Defendant does not take the position that it was without fault in permitting the step to fall into a state of disrepair so as to endanger the safety of those lawfully upon it. Since the stairway was maintained for the convenience of the public at large, defendant was obliged to keep it in a reasonably safe condition so that pedestrians in the exercise of care could use it without *350 peril. Zieg v. Pittsburgh, 348 Pa. 155, 34 A. 2d 511; Dunkerton v. North Braddock Borough, 330 Pa. 89, 198 A. 677. That the city neglected to discharge its duty to remedy the broken tread well in advance of the accident is plain, as it had an abundance of actual and constructive notice of the dangerous situation and ignored it for an unreasonably long period of time after the obligation to make repairs arose. Heinz v. Pittsburgh, 137 Pa. Superior Ct. 603, 10 A. 2d 100; Beloud v. Sayre, 56 Pa. Superior Ct. 215. The sole argument in derogation of the verdict is the proposition that, as the stairway was otherwise sufficiently lighted, plaintiff is not excused from failing to observe the pitfall merely because her shadow made the defective step appear to be sound. With this contention we cannot agree, as it would, in effect, make plaintiff an insurer of her own safety, requiring her to be extraordinarily alert, where, on the contrary, the true measure by which her conduct is to be gauged rises no higher than that degree of caution employed by the ordinarily prudent person under like circumstances. Mullin v. Welsbach Street Lighting Co., 318 Pa. 552, 179 A. 71; Bruch v. Philadelphia, 181 Pa. 588, 37 A. 818; O’Brien v. Jeannette Borough, 128 Pa. Superior Ct. 443, 194 A. 314. Ordinarily, the question of a plaintiff’s contributory negligence is one for the jury; “it is only in a clear ease where the evidence i!s such that reasonably minded men c'an unite in the conclusion that a victim of an accident was negligent, that a court is justified in declaring him so. See McCracken v. Curwensville Borough, 309 Pa. 98, 114, 115, 163 A. 217, and Rowland v. Canuso, 329 Pa. 72, 196 A. 823”: Douville v. Northeastern Warehouse Co., 337 Pa. 188, 190, 10 A. 2d 394. We think that from plaintiff’s description of her manner of descending the stairway it was not so “clear, as to leave no doubt,” that she was culpably responsible in part for her misfortune. Brinkos v. McKeesport City, 136 Pa. Superior Ct. 526, 531, 7 A. 2d 516.

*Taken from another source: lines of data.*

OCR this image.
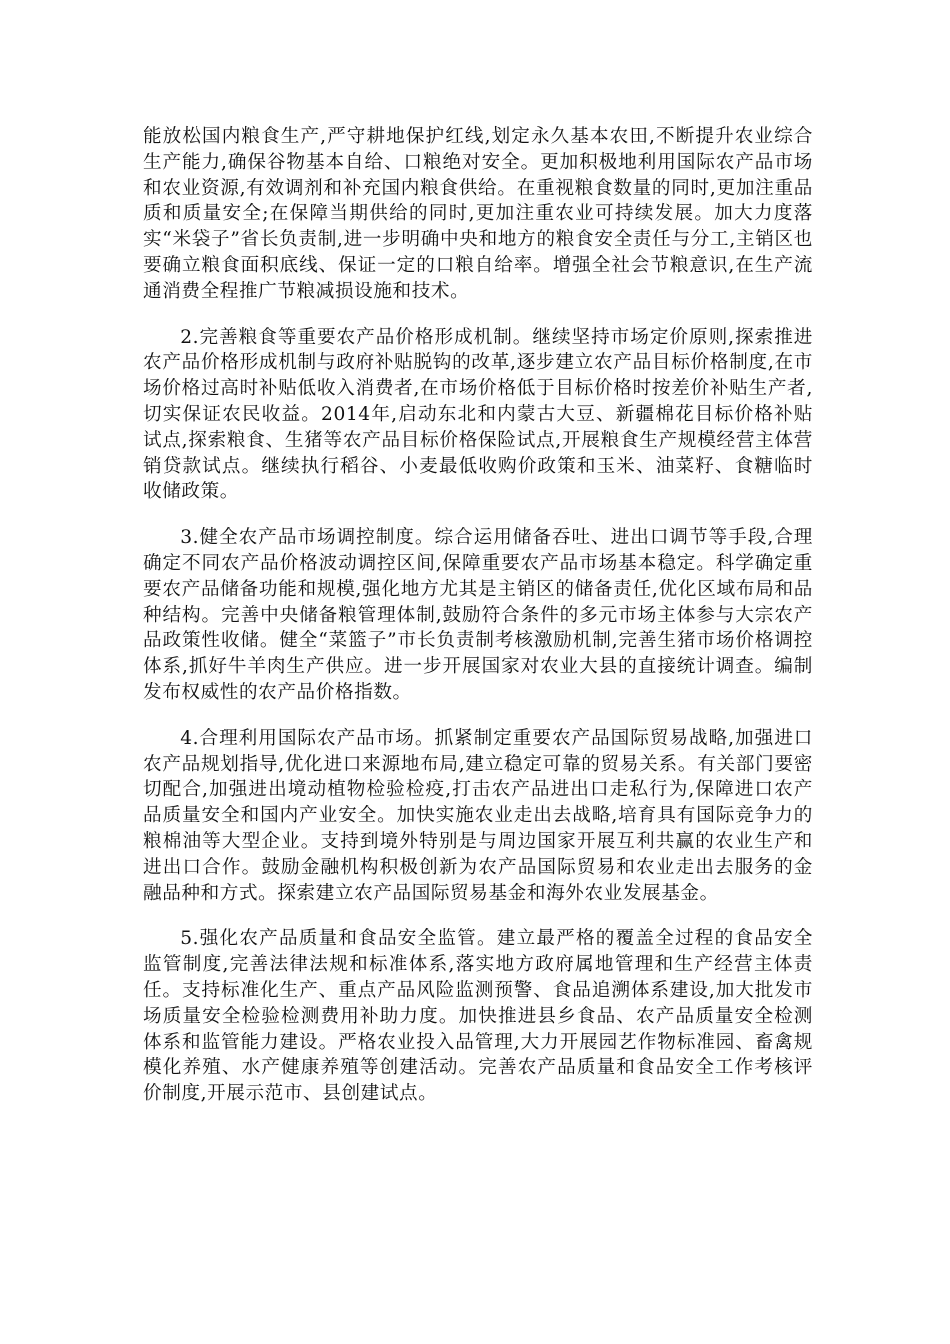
能放松国内粮食生产,严守耕地保护红线,划定永久基本农田,不断提升农业综合生产能力,确保谷物基本自给、口粮绝对安全。更加积极地利用国际农产品市场和农业资源,有效调剂和补充国内粮食供给。在重视粮食数量的同时,更加注重品质和质量安全;在保障当期供给的同时,更加注重农业可持续发展。加大力度落实“米袋子”省长负责制,进一步明确中央和地方的粮食安全责任与分工,主销区也要确立粮食面积底线、保证一定的口粮自给率。增强全社会节粮意识,在生产流通消费全程推广节粮减损设施和技术。

2.完善粮食等重要农产品价格形成机制。继续坚持市场定价原则,探索推进农产品价格形成机制与政府补贴脱钩的改革,逐步建立农产品目标价格制度,在市场价格过高时补贴低收入消费者,在市场价格低于目标价格时按差价补贴生产者,切实保证农民收益。2014年,启动东北和内蒙古大豆、新疆棉花目标价格补贴试点,探索粮食、生猪等农产品目标价格保险试点,开展粮食生产规模经营主体营销贷款试点。继续执行稻谷、小麦最低收购价政策和玉米、油菜籽、食糖临时收储政策。

3.健全农产品市场调控制度。综合运用储备吞吐、进出口调节等手段,合理确定不同农产品价格波动调控区间,保障重要农产品市场基本稳定。科学确定重要农产品储备功能和规模,强化地方尤其是主销区的储备责任,优化区域布局和品种结构。完善中央储备粮管理体制,鼓励符合条件的多元市场主体参与大宗农产品政策性收储。健全“菜篮子”市长负责制考核激励机制,完善生猪市场价格调控体系,抓好牛羊肉生产供应。进一步开展国家对农业大县的直接统计调查。编制发布权威性的农产品价格指数。

4.合理利用国际农产品市场。抓紧制定重要农产品国际贸易战略,加强进口农产品规划指导,优化进口来源地布局,建立稳定可靠的贸易关系。有关部门要密切配合,加强进出境动植物检验检疫,打击农产品进出口走私行为,保障进口农产品质量安全和国内产业安全。加快实施农业走出去战略,培育具有国际竞争力的粮棉油等大型企业。支持到境外特别是与周边国家开展互利共赢的农业生产和进出口合作。鼓励金融机构积极创新为农产品国际贸易和农业走出去服务的金融品种和方式。探索建立农产品国际贸易基金和海外农业发展基金。

5.强化农产品质量和食品安全监管。建立最严格的覆盖全过程的食品安全监管制度,完善法律法规和标准体系,落实地方政府属地管理和生产经营主体责任。支持标准化生产、重点产品风险监测预警、食品追溯体系建设,加大批发市场质量安全检验检测费用补助力度。加快推进县乡食品、农产品质量安全检测体系和监管能力建设。严格农业投入品管理,大力开展园艺作物标准园、畜禽规模化养殖、水产健康养殖等创建活动。完善农产品质量和食品安全工作考核评价制度,开展示范市、县创建试点。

*351 While the cases relied upon by defendant make the question a difficult one, a careful examination of them will reveal that each is distinguishable on its facts and that none is controlling here. In Lewis v. Duquesne Inclined Plane Co., 346 Pa. 43, 44, 28 A. 2d 925, plaintiff tripped while alighting from an inclined plane car which had stopped with its floor three inches below the level of the station platform, and she claimed that she was prevented by shadows from seeing the obstruction in her path. In holding her to have been contributorily negligent as a matter of law, the Supreme Court said: “It is obvious she could have seen this condition if she had looked.” Here, it was the very act of looking at the dangerous tread upon which she was about to step which deceived plaintiff into believing it was safe to proceed, as the play of her shadow on the stair made that which was defective appear to be in a satisfactory condition.

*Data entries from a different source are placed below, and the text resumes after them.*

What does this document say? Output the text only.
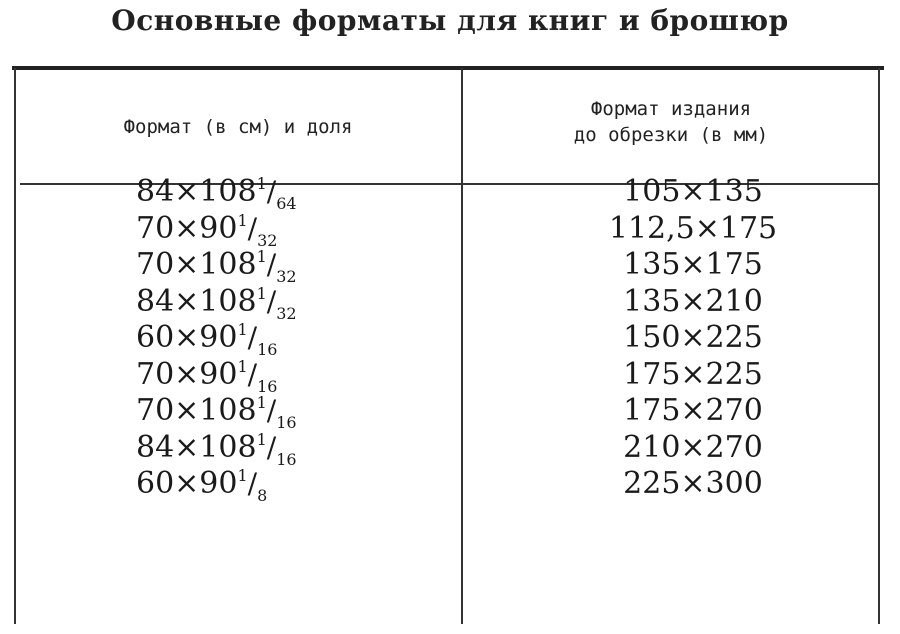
Основные форматы для книг и брошюр
Формат (в см) и доля
Формат издания
до обрезки (в мм)
$84\times 108^1/_{64}$
$70\times 90^1/_{32}$
$70\times 108^1/_{32}$
$84\times 108^1/_{32}$
$60\times 90^1/_{16}$
$70\times 90^1/_{16}$
$70\times 108^1/_{16}$
$84\times 108^1/_{16}$
$60\times 90^1/_8$
105×135
112,5×175
135×175
135×210
150×225
175×225
175×270
210×270
225×300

The plaintiff in Mammana v. Easton National Bank, 338 Pa. 225, 226, 12 A. 2d 918, ascended a flight of steps, of which the one next to the landing at the bottom, though adequately lighted and not defective, was obscured by a shadow. Upon descending twenty-five minutes later, he did not see the last stair and fell while attempting to step onto the landing. The Supreme Court, in addition to intimating that no negligence had been proved, affirmed a judgment entered on binding instructions for defendant with the comment: “...... as plaintiff such a short time before had ascended the stairs, he should have known the condition and, exercising due care, have observed where he was stepping.” This plaintiff had not used the stairway for nearly six months and was not familiar with its condition at the time she was injured.